In [1]:
import numpy as np
import pandas as pd
import matplotlib.pyplot as plt
import seaborn as sns
sns.set(style='darkgrid')

from utils import scatter_plot

%load_ext autoreload
%autoreload 2

In [4]:
ifmha = pd.read_csv('./dataset/IFMHA.csv', converters={'site_no': str}, low_memory=False)
ifmha.shape

(2802532, 47)

In [7]:
# Remove Zero/Missing Values
candidate_columns=['site_no', 'site_tp_cd', 'chan_discharge', 'chan_area', 'chan_width', 'SLOPE']

ifmha_subset = ifmha[(ifmha[candidate_columns] != 0).all(axis=1)]
ifmha_subset = ifmha_subset.dropna(axis=0, how='any', subset=candidate_columns)
print(f"dataset size: {ifmha_subset.shape}")

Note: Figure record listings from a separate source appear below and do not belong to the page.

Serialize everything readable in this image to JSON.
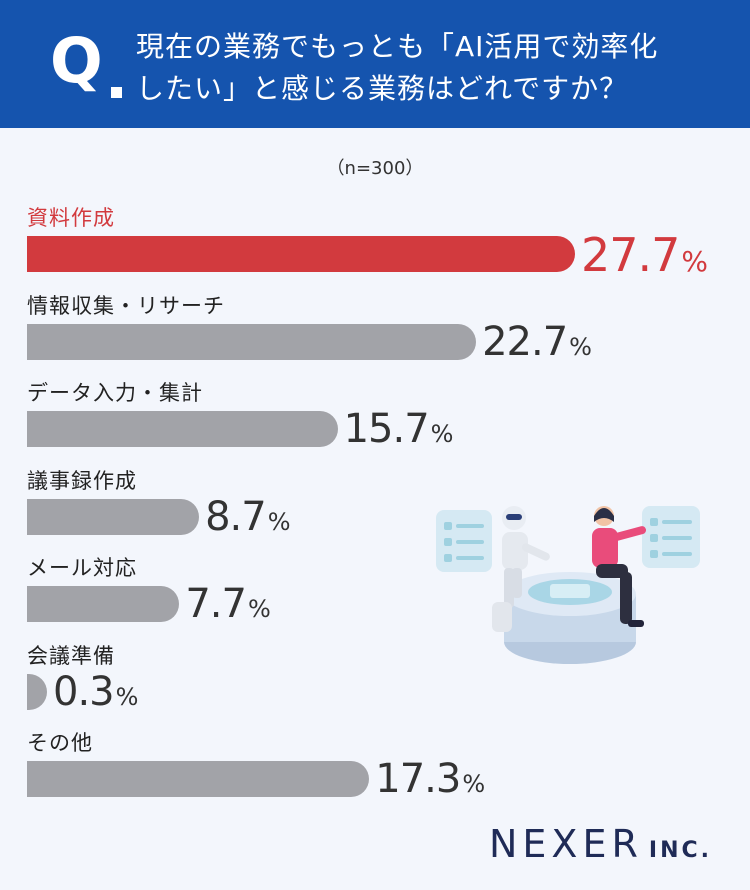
{
  "header": {
    "q_mark": "Q",
    "question_line1": "現在の業務でもっとも「AI活用で効率化",
    "question_line2": "したい」と感じる業務はどれですか？"
  },
  "sample_size": "（n=300）",
  "brand": {
    "name": "NEXER",
    "suffix": "INC."
  },
  "colors": {
    "header": "#1554ae",
    "highlight": "#d23a3e",
    "bar": "#a2a3a8",
    "background": "#f3f6fc"
  },
  "chart_data": {
    "type": "bar",
    "orientation": "horizontal",
    "categories": [
      "資料作成",
      "情報収集・リサーチ",
      "データ入力・集計",
      "議事録作成",
      "メール対応",
      "会議準備",
      "その他"
    ],
    "values": [
      27.7,
      22.7,
      15.7,
      8.7,
      7.7,
      0.3,
      17.3
    ],
    "value_labels": [
      "27.7",
      "22.7",
      "15.7",
      "8.7",
      "7.7",
      "0.3",
      "17.3"
    ],
    "unit": "%",
    "highlight_index": 0
  }
}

dataset size: (2248655, 47)


In [8]:
# Exclude USGS sites with negative discharge observations
ifmha_subset = ifmha_subset[ifmha_subset.groupby('site_no')['chan_discharge'].transform(lambda x: (x<0).sum()) == 0]
ifmha_subset.shape

(2107954, 47)

In [9]:
# Keep only sites categorized as channels or streams
ifmha_subset = ifmha_subset[ifmha_subset['site_tp_cd'].isin(['ST'])]
print(ifmha_subset.shape)

(2093881, 47)


In [10]:
# Mean depth estimation
ifmha_subset['chan_mean_depth'] = ifmha_subset['chan_area']/ifmha_subset['chan_width']

# Maximum depth estimation
ifmha_subset['chan_max_depth'] = 1.47910570 * ifmha_subset['chan_mean_depth'] - 0.02600691

In [12]:
# Sanity check for having physically meaningful channel characteristics
ifmha_subset = ifmha_subset[(ifmha_subset[['chan_area', 'chan_mean_depth', 'chan_max_depth']] > 0).all(axis=1)]
print(ifmha_subset.shape)

(2093328, 49)